I pressed, and what seemed to be a state of emergency became the norm. Months had gone by and although still urgent, around June the routine had become solidified. A few months later, I begin to feel a heavy unction that it was time for school. 

Around August 2020, I began thinking about what school?, what degree? I started the conversation with people about what I should study. I knew I loved my job and I was interested in service. All of the advice led me towards Public Health. I applied to the Online MPH program at George Washington University. I was so excited. I was finally moving in faith in Gods will! 

I was admitted in October! I was extremely excited! I was given a small scholarship, but God said he would pay so I was not worried. I begin taking classes while still working full-time. I LOVED the classes! My professors, everything was wonderful.

Shortly after my classes began, I was approached by my Auntie. She said Monica, I had a dream about you. She begin to go into the dream and its interpretation. “Monica, I believe you were facing the wrong way because you are in the wrong program…pray and seek God to see what he says”. 

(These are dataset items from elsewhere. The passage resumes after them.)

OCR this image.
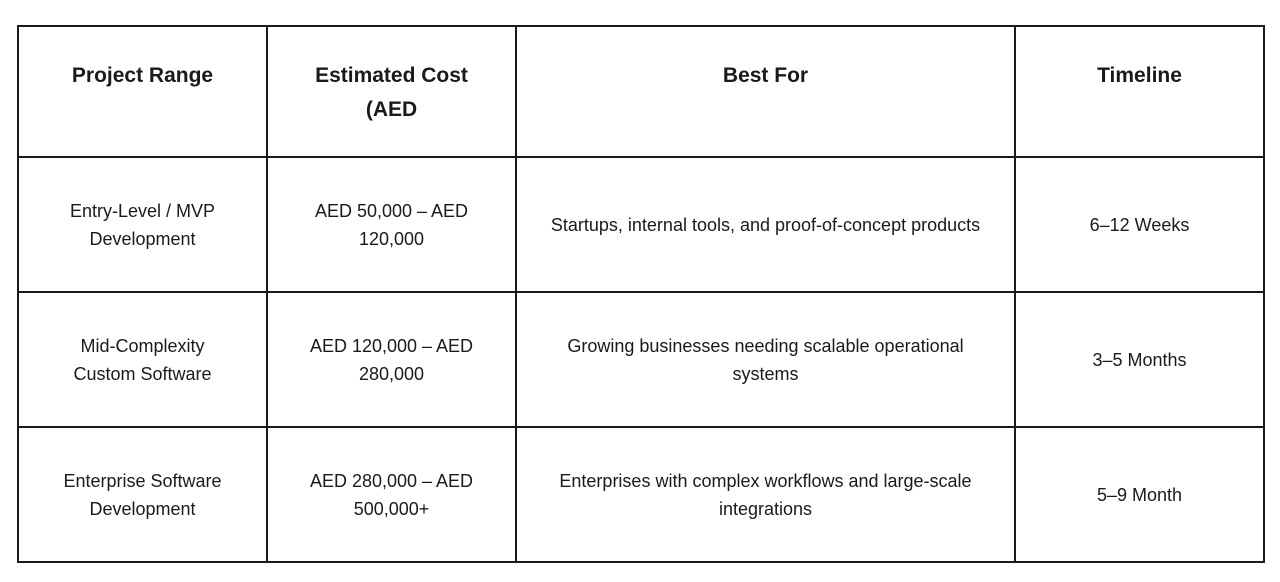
Project Range	Estimated Cost (AED	Best For	Timeline
Entry-Level / MVP Development	AED 50,000 – AED 120,000	Startups, internal tools, and proof-of-concept products	6–12 Weeks
Mid-Complexity Custom Software	AED 120,000 – AED 280,000	Growing businesses needing scalable operational systems	3–5 Months
Enterprise Software Development	AED 280,000 – AED 500,000+	Enterprises with complex workflows and large-scale integrations	5–9 Month
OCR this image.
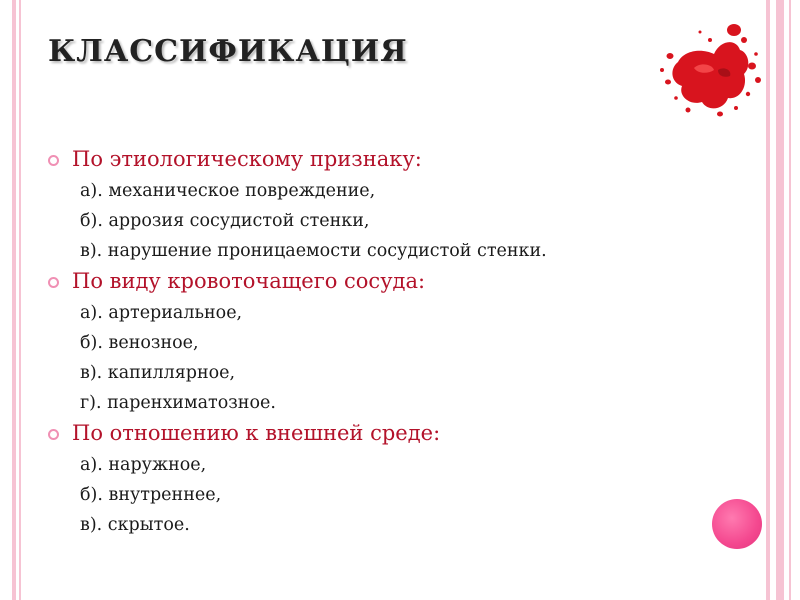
КЛАССИФИКАЦИЯ
По этиологическому признаку:
а). механическое повреждение,
б). аррозия сосудистой стенки,
в). нарушение проницаемости сосудистой стенки.
По виду кровоточащего сосуда:
а). артериальное,
б). венозное,
в). капиллярное,
г). паренхиматозное.
По отношению к внешней среде:
а). наружное,
б). внутреннее,
в). скрытое.
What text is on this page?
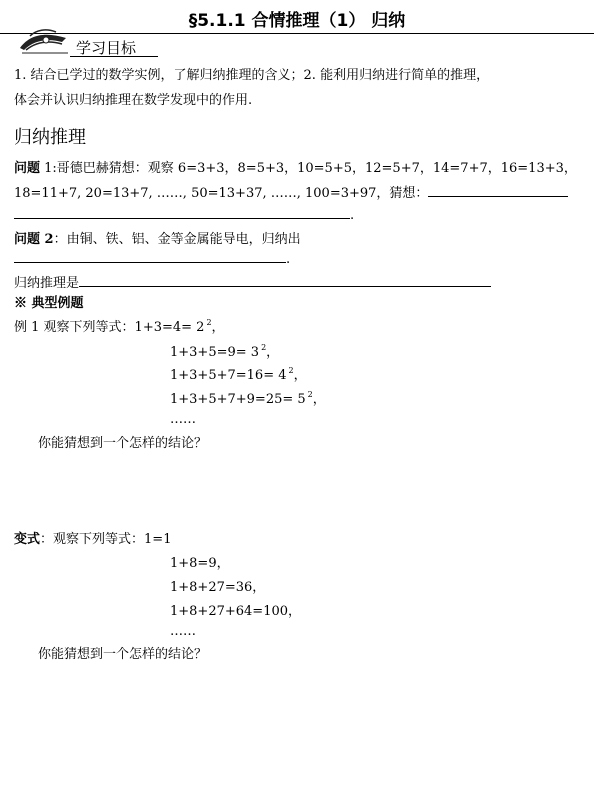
§5.1.1 合情推理（1） 归纳
学习目标
1. 结合已学过的数学实例，了解归纳推理的含义；2. 能利用归纳进行简单的推理，
体会并认识归纳推理在数学发现中的作用.
归纳推理
问题 1:哥德巴赫猜想：观察 6=3+3，8=5+3，10=5+5，12=5+7，14=7+7，16=13+3，
18=11+7, 20=13+7, ……, 50=13+37, ……, 100=3+97，猜想：
.
问题 2：由铜、铁、铝、金等金属能导电，归纳出
.
归纳推理是
※ 典型例题
例 1 观察下列等式：1+3=4= 2 $^2$，
1+3+5=9= 3 $^2$，
1+3+5+7=16= 4 $^2$，
1+3+5+7+9=25= 5 $^2$，
……
你能猜想到一个怎样的结论？
变式：观察下列等式：1=1
1+8=9，
1+8+27=36，
1+8+27+64=100，
……
你能猜想到一个怎样的结论？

OHMMMYYYGOOOOSSSHH I done started school in THE WRONG program! I was like HOW AM I GOING TO FIX THIS. She said Monica, when we seek God and ask him to order our steps, he opens doors and moves in ways we could not imagine. You are His, and he will guide you. (NOW YOU KNOW I WAS NOT HEARING THAT!) I was traumatized. I thought I had made a mess. But truly, His Order is unfathomable. 

Psalms 37:23 “The steps of a good man are ordered by the Lord: and he delighteth in his way.”

Remember that mans wisdom is not the wisdom of God, and mans advice can lead you astray (even when it’s good intentioned). 

1 Corinthians 1:25 “Because the foolishness of God is wiser than men; and the weakness of God is stronger than men.”

We (Gods children) operate differently from the world. We don’t think carnally, so we must seek God FIRST, in all of our ways. 

Romans 8:6 “For to be carnally minded is death; but to be spiritually minded is life and peace.”

Proverbs 3: 5-6 “Trust in the LORD with all thine heart; and lean not unto thine own understanding. In all thy ways acknowledge him, and he shall direct thy paths.”